Il vescovo condivide il suo stupore per la scelta dell’Apostolo di intonare una sorta di inno alla gioia nonostante il momento vissuto dalla comunità di Corinto fosse tutt’altro che tranquillo: “Ma il filo conduttore della lettera è, paradossalmente, la gioia. Paolo la richiama spesso e la fa emergere non da motivi umani, ma dalla consolazione che proviene da Dio, il quale trasforma in forza la nostra debolezza”.

Una lettera scritta ‘tra molte lacrime’ ma dove ‘il filo conduttore è, paradossalmente, la gioia’, come questa ripresa pastorale: “La ripresa pastorale avviene in un clima di generale incertezza. Un anno fa richiamavo l’immagine di Gesù risorto che si mette in cammino con i due discepoli di Emmaus il pomeriggio di Pasqua; e non immaginavo certoche questo cammino avrebbe imboccato ad un certo punto un sentiero così aspro come la pandemia, con il suo carico di malattia, di angoscia e di morte.

Il flagello del covid-19 ci ha riportato dal clima della Pasqua a quello della passione e morte; ci ha quasi costretti a retrocedere nel tempo, a salire di nuovo sul Golgota e rientrare nel sepolcro, sostandovi più del previsto”.

Quindi la presenza di Gesù è reale: “…la presenza del Signore risorto non è comunque mai mancata. Ha camminato con noi in questa fatica, è stato vicino alle persone più fragili, anche attraverso l’opera generosa e perfino eroica di tanti: negli ospedali, nei luoghi di ricovero e di cura, nelle case e anche nelle nostre comunità cristiane, che hanno cercato di farsi tutto a tutti, nei modi consentiti e possibili”.
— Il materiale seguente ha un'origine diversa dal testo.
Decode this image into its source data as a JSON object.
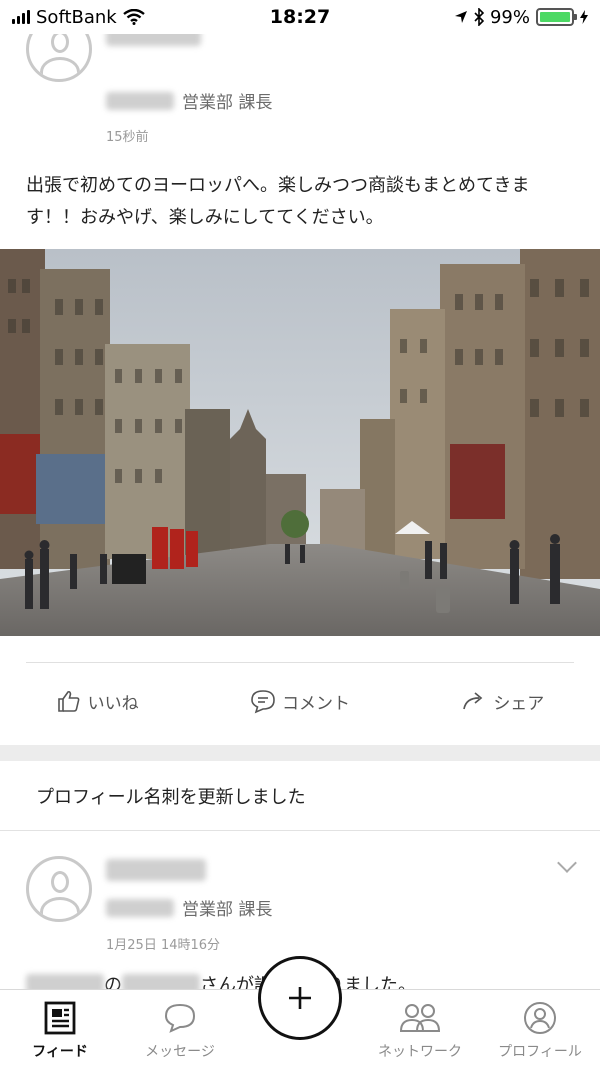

Sulla fatica di questa ripresa si è focalizzata l’attenzione di mons. Castellucci, con preoccupazione, condivisa con tutte le Chiese italiane, ma senza dimenticare il filo conduttore del suo pensiero: si deve trovare consolazione nel Signore e non nei progetti umani:

“Non so ancora quali strade la diocesi sarà chiamata a percorrere nell’immediato futuro; immagino che ci attendano in ogni caso mesi di passaggio e quindi di confronto, riflessione, dibattito. Alcuni processi sinodali sono bene avviati, come i consigli pastorali, il collegio dei consultori e il consiglio presbiterale; gli uffici diocesani continuano a lavorare bene e le parrocchie, le associazioni e i gruppi non si sono mai fermati”.

La lettera si conclude con l’invito a non alimentare divisioni: “Lasciate dunque da parte le mormorazioni, inutili e dannose, che servono solo ad aumentare il malumore; cercate di non appassionarvi alle tesi dei complottisti e degli apocalittici, che in questo tempo rischiano di dividere ulteriormente i cattolici;

evitate la litigiosità, che corrode troppo spesso le nostre comunità cristiane e allontana coloro che vi si affacciano, scandalizzandoli; raccogliete le forze per aprirvi alla creatività dello Spirito, che in mezzo alle incertezze ci riconduce all’unica roccia, il Signore Gesù.

Se sapremo concentrarci sull’essenziale, lasciando da parte inutili beghe e conflitti, prestando ascolto e aiuto alle persone più fragili, recuperando la gioia di pregare, celebrare e vivere la prossimità, nonostante tutte le diffi coltà, le restrizioni e i distanziamenti, staremo lieti”.